Tak lama kemudian balasan pesan darinya datang,
"Kok Ibu merasa kehilangan ya? Dari semua anak murid Ibu, cuma kamu yang Ibu merasa seperti anak Ibu beneran.Jangan lupa temui Ibu lagi kalau ke Bandung ya, bawa cucu-cucuku yang manis."
Aku membalasnya lagi,
"Bu, kalau seorang anak murid yang sudah 15 tahun tidak ketemu lalu menemui Ibu lagi sambil menangis, artinya Ibu berhasil menjadi guru yang baik, yang dicintai murid-muridnya. Jangan berhenti menebar kasih sayang Ibu ya, saya sayang sama Ibu."
Waktu balasan pesan darinya datang dengan pernyataan sayangnya padaku lagi, air mataku tergenang kembali.

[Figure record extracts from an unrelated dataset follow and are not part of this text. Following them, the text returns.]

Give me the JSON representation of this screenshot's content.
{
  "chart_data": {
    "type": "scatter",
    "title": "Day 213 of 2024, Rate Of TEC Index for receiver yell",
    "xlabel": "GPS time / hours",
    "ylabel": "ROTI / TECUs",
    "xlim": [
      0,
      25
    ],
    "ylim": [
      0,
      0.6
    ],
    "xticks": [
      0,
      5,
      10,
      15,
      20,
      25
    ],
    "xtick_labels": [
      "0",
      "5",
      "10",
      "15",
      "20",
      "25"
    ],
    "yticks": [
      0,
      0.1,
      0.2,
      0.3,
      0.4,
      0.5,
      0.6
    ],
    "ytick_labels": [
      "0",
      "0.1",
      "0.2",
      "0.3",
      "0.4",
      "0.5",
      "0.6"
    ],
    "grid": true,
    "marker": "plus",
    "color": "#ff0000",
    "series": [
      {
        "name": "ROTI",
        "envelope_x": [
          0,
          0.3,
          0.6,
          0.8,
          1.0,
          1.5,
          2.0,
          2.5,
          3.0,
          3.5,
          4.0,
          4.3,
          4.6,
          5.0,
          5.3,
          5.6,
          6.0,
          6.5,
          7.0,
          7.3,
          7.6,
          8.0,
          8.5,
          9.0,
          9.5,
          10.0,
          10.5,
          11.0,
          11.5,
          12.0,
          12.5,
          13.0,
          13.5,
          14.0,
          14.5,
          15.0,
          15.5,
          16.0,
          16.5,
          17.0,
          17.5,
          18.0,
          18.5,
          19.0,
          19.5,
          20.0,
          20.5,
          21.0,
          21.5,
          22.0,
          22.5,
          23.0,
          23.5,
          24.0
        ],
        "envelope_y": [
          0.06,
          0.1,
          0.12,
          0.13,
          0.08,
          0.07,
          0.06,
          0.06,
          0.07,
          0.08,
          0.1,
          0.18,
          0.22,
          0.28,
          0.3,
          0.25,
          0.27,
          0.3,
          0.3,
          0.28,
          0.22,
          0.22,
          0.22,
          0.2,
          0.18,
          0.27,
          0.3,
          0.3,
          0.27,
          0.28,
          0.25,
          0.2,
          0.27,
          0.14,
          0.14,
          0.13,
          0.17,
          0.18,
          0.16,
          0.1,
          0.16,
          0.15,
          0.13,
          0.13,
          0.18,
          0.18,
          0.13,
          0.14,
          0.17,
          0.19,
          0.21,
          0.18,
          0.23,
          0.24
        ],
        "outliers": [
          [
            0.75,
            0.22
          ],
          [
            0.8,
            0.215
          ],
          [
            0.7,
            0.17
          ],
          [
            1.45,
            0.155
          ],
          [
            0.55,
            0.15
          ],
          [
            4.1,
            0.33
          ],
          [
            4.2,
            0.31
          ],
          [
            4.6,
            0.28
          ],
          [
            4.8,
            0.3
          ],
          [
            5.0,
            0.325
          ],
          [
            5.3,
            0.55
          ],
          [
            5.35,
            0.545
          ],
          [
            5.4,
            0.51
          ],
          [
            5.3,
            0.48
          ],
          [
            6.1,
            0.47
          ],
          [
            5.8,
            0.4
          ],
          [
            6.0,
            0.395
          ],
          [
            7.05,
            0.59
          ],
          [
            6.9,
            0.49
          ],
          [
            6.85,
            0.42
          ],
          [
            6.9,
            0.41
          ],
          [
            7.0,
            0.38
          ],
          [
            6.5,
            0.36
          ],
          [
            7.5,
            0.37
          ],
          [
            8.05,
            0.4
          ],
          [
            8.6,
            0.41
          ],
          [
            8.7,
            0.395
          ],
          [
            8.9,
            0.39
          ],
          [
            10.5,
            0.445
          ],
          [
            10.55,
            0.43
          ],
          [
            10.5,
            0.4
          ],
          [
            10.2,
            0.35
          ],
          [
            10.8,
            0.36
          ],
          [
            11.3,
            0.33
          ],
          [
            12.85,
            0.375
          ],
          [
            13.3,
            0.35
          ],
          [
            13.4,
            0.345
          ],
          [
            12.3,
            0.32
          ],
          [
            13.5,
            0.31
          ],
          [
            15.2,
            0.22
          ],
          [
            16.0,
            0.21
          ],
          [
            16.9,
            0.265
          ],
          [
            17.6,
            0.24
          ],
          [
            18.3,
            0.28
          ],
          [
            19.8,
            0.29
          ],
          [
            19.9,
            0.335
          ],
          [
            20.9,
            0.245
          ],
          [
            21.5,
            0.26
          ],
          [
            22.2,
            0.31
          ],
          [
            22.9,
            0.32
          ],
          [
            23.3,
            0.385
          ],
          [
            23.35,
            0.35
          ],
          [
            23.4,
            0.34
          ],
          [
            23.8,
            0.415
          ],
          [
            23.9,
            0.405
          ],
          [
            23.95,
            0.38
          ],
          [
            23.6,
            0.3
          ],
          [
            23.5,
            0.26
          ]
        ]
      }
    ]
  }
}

Seorang guru yang penuh kasih sayang seperti inilah yang diperlukan murid-murid di seluruh dunia.
Untuk apa seorang guru dengan sengaja menjadikan dirinya "Guru Killer" kalau itu tidak membawa kebaikan apapun untuk muridnya?
Untuk apa seorang guru tertawa sinis ketika murid-muridnya tidak berhasil mendapatkan nilai lebih dari 6 karena soal-soal ujian yang diberikannya sengaja dibuat sulit dengan harapan anak-anak didiknya lebih hormat kepadanya.
Yang dia akan dapatkan hanya bisik-bisik kesal di kantin pada jam istirahat, dan doa-doa buruk dari muridnya.
"Semoga Bapak ini sakit perut jadi gak usah datang hari ini.." atau semacam itu.
Siapakah yang akan mendapatkan cinta, hormat, kasih sayang, dan kagum murid-murid yang tidak pernah habis untuk dikenang?